There are different approaches for text categorization, the most popular one is based on keyword matching however here at Bitext we use another approach that has made us unique, and it’s based on linguistics.
Both can deliver results and keywords based categorization systems usually permit to perform boolean query’s - known by all- to refine the rules. Why then we took another and less well established way? All to deliver the highest possible accuracy. Linguistics is the approach when you want to easily disambiguate everyday occurrences as for example the word “can” in “I want a can of soda” from “I can do anything”.
By using keyword matching approach, we can set a rule saying when finding the words car and like in a phrase it should be categorized as “customer satisfaction”.
In the phrase “I really like my new car, it’s a hybrid one” the categorization following the previous rule will be done correctly, however if you have the phrase “My neighbor’s car is like mine” again the two words will appear in the phrase, and while the tool will categorize it in the same group as the first one this will be wrong.

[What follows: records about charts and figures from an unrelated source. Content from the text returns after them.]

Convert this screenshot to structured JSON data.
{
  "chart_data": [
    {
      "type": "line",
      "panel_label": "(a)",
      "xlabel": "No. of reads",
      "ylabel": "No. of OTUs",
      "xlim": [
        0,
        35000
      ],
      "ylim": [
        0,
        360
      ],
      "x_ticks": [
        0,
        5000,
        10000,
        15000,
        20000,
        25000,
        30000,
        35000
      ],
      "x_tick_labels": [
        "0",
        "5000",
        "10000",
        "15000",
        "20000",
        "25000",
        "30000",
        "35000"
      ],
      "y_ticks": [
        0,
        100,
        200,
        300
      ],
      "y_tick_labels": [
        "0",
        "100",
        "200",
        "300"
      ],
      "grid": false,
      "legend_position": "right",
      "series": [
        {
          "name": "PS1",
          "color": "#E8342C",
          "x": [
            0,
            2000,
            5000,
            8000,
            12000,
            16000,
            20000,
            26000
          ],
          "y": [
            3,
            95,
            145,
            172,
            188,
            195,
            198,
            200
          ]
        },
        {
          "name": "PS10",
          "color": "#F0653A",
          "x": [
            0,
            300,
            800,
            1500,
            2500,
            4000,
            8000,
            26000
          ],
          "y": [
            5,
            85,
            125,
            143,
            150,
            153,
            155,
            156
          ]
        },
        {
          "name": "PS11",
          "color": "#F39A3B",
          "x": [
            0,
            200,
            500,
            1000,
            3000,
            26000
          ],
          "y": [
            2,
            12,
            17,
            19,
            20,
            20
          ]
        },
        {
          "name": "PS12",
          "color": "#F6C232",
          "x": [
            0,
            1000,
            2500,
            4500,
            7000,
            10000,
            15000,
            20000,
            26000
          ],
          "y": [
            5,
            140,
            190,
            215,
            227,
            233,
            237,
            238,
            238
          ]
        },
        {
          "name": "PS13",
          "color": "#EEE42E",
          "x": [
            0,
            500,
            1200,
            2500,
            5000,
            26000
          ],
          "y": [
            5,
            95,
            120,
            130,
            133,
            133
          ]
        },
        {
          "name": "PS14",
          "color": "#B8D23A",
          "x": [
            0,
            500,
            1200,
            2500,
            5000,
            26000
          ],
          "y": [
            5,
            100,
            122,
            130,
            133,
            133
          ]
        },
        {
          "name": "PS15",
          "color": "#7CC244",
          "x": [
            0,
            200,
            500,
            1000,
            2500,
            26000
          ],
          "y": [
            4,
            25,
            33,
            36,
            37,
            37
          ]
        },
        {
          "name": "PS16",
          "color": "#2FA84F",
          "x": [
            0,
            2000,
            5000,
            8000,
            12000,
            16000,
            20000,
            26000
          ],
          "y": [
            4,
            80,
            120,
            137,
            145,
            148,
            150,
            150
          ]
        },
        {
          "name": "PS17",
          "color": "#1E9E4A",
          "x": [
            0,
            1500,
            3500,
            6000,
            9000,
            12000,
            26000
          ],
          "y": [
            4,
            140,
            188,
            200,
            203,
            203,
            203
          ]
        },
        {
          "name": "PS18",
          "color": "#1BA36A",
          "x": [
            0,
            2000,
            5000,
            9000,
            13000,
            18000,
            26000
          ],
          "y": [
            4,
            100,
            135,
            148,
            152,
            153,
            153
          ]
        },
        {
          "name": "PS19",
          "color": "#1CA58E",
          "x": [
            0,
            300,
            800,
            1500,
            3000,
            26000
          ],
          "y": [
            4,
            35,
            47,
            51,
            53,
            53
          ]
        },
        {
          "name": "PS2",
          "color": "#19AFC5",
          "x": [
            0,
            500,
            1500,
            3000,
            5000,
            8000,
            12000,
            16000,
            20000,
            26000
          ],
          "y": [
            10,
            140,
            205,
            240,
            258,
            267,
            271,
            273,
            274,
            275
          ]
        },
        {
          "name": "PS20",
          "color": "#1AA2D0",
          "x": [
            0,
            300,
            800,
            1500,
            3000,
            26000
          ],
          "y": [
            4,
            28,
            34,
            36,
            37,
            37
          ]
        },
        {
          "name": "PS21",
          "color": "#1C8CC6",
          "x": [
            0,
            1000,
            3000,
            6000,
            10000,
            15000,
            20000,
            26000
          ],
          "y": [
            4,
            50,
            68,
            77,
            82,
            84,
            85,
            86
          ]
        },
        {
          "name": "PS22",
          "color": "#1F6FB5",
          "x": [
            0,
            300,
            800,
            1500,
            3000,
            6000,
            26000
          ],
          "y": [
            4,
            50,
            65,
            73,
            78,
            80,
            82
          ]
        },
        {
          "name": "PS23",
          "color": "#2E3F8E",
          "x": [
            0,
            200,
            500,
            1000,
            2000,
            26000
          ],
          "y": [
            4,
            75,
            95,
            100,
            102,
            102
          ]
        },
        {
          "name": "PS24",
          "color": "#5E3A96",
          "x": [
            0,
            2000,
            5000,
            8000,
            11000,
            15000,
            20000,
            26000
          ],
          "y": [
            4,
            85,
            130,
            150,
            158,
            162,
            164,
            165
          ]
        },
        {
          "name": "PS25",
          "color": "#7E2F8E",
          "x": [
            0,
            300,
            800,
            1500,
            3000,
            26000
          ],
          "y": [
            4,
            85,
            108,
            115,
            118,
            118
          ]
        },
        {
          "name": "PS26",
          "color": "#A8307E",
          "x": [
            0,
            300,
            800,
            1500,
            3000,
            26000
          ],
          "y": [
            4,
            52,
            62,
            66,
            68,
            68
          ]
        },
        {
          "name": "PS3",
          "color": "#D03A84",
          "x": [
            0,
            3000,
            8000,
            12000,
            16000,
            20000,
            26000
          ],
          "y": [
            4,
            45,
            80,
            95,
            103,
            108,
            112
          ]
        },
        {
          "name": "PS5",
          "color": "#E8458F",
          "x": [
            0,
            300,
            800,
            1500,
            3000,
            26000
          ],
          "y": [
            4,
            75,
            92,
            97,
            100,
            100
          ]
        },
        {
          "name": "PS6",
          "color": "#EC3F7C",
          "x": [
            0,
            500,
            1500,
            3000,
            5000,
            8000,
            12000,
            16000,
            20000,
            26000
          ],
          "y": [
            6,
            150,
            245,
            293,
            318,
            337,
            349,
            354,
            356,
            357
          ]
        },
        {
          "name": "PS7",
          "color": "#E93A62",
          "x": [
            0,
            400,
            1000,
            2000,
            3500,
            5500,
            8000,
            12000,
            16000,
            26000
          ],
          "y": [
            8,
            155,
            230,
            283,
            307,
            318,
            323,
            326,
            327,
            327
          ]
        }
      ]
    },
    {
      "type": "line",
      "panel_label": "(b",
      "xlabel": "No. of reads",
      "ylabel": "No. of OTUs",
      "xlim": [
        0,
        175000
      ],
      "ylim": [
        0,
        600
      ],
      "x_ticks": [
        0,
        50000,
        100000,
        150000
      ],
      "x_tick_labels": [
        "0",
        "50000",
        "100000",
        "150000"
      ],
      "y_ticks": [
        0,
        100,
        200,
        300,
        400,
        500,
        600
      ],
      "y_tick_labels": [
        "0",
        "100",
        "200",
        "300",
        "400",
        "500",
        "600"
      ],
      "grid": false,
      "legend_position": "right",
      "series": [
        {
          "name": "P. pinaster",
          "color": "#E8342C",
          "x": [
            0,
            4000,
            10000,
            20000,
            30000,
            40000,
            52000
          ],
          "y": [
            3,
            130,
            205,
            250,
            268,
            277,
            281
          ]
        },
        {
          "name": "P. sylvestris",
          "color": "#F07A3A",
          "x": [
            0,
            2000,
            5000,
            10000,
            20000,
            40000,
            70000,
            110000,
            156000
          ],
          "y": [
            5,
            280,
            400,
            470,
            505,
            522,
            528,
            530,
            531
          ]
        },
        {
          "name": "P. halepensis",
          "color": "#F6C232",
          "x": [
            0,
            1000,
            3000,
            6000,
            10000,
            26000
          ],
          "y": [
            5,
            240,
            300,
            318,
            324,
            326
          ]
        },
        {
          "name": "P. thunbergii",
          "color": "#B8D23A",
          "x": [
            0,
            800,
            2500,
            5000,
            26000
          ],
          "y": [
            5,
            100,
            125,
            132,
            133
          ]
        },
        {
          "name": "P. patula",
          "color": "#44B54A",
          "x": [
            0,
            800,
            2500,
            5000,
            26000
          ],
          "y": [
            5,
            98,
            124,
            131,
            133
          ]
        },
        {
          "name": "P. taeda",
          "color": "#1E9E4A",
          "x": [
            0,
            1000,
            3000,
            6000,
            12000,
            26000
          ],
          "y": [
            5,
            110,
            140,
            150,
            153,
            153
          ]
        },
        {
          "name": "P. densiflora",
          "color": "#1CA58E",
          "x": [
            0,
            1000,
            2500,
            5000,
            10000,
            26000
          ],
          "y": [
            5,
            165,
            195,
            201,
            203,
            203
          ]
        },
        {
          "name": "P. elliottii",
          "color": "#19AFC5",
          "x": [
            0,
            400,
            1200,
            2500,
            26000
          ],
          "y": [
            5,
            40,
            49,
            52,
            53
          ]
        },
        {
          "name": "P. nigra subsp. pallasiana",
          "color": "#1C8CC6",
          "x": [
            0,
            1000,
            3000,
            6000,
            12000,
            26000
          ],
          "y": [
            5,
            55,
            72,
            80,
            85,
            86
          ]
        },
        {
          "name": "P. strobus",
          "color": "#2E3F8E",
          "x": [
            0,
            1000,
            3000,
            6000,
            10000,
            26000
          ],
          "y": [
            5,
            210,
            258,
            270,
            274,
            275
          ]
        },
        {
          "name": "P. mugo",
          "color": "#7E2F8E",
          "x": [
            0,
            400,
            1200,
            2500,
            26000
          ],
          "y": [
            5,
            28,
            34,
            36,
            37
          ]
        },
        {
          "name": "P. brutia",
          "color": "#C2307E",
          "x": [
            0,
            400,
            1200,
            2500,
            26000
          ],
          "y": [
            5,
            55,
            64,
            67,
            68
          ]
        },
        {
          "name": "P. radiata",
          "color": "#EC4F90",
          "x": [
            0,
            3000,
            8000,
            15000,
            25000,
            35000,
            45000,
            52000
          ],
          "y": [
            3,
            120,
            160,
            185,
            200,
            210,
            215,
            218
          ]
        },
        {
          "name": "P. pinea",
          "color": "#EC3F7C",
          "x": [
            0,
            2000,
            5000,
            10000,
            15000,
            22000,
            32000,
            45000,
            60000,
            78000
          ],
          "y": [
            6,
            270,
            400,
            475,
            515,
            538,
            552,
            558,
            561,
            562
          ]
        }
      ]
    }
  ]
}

The problem in using keyword matching is that we have a clear aim when we set up rules thinking in words, but we do not think in what there is behind the word.

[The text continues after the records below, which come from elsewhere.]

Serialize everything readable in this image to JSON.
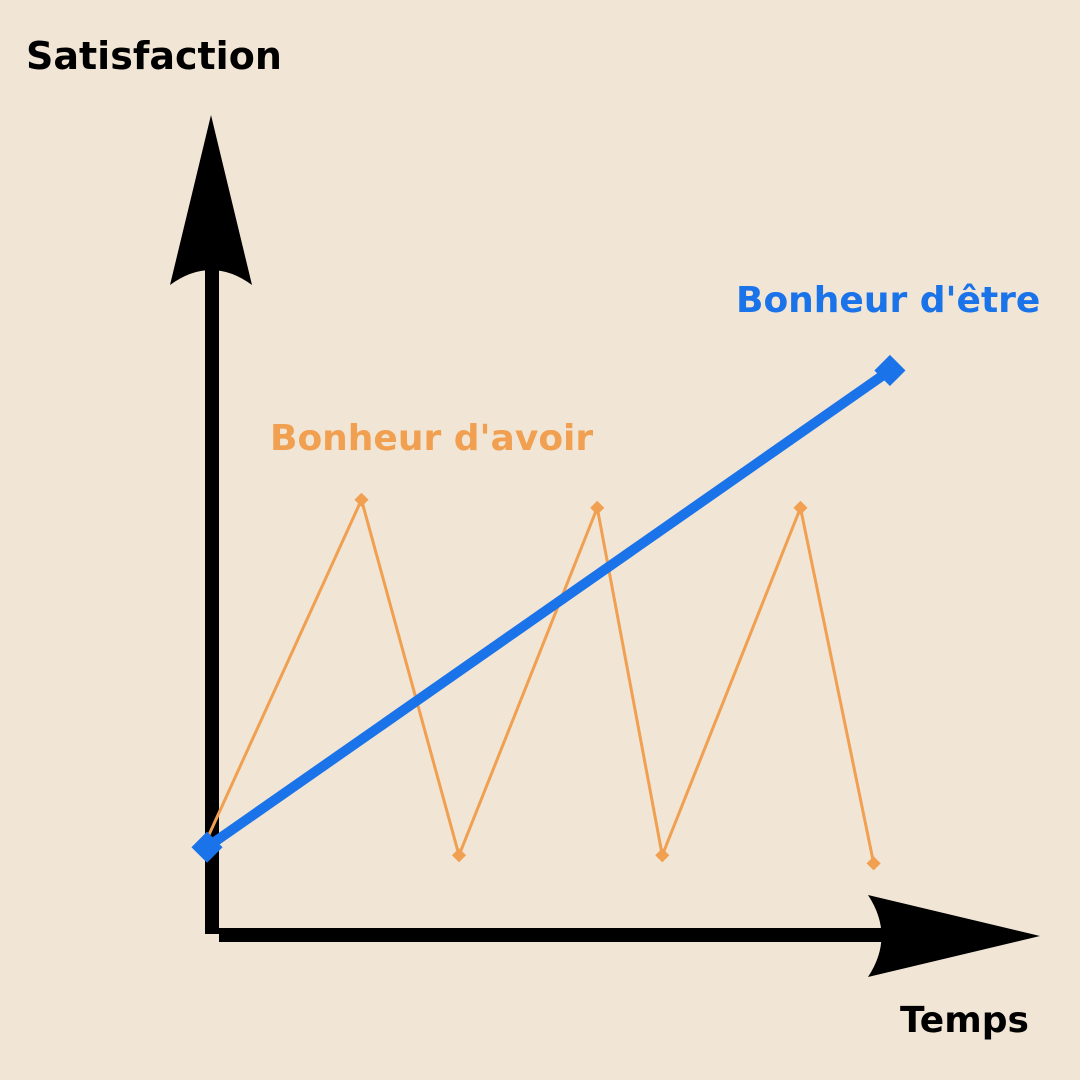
{
  "chart_data": {
    "type": "line",
    "title": "",
    "ylabel": "Satisfaction",
    "xlabel": "Temps",
    "xlim": [
      0,
      10
    ],
    "ylim": [
      0,
      10
    ],
    "grid": false,
    "ticks": false,
    "series": [
      {
        "name": "Bonheur d'avoir",
        "color": "#f0a050",
        "points": [
          [
            0,
            1.1
          ],
          [
            1.9,
            5.3
          ],
          [
            3.1,
            0.9
          ],
          [
            4.8,
            5.2
          ],
          [
            5.6,
            0.9
          ],
          [
            7.3,
            5.2
          ],
          [
            8.2,
            0.8
          ]
        ]
      },
      {
        "name": "Bonheur d'être",
        "color": "#1a73e8",
        "points": [
          [
            0,
            1.0
          ],
          [
            8.4,
            6.9
          ]
        ]
      }
    ]
  },
  "colors": {
    "background": "#f1e5d5",
    "axis": "#000000"
  }
}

The linguistic approach on the other hand uses part of speech tagging or POS while setting the rules for text categorization.
In our platform we differentiate between four types of POSes:
- sust (for nouns)
- adj (for adjectives)
- verb (for verbs)
- adv (for adverbs)
When the time to write the rules come what we do is saying just include in “customer satisfaction” category phrases where car is used as a substantive and like as a verb. Going back to the previous example “my neighbor’s car is like mine” “like” in this case is not a verb so the phrase won’t be included in the category.
But how do we use the POSes?
Let’s start with an easy example and take the word “can” and the phrases “I want a can of soda” and “I can do anything”.
If we are interested in the word as a verb we should create the rule can;verb and we will be able to extract all the phrases in where can is acting as a verb.
On the contrary if you are just looking for phrases in where can it’s used as a noun you will have to write can;sust.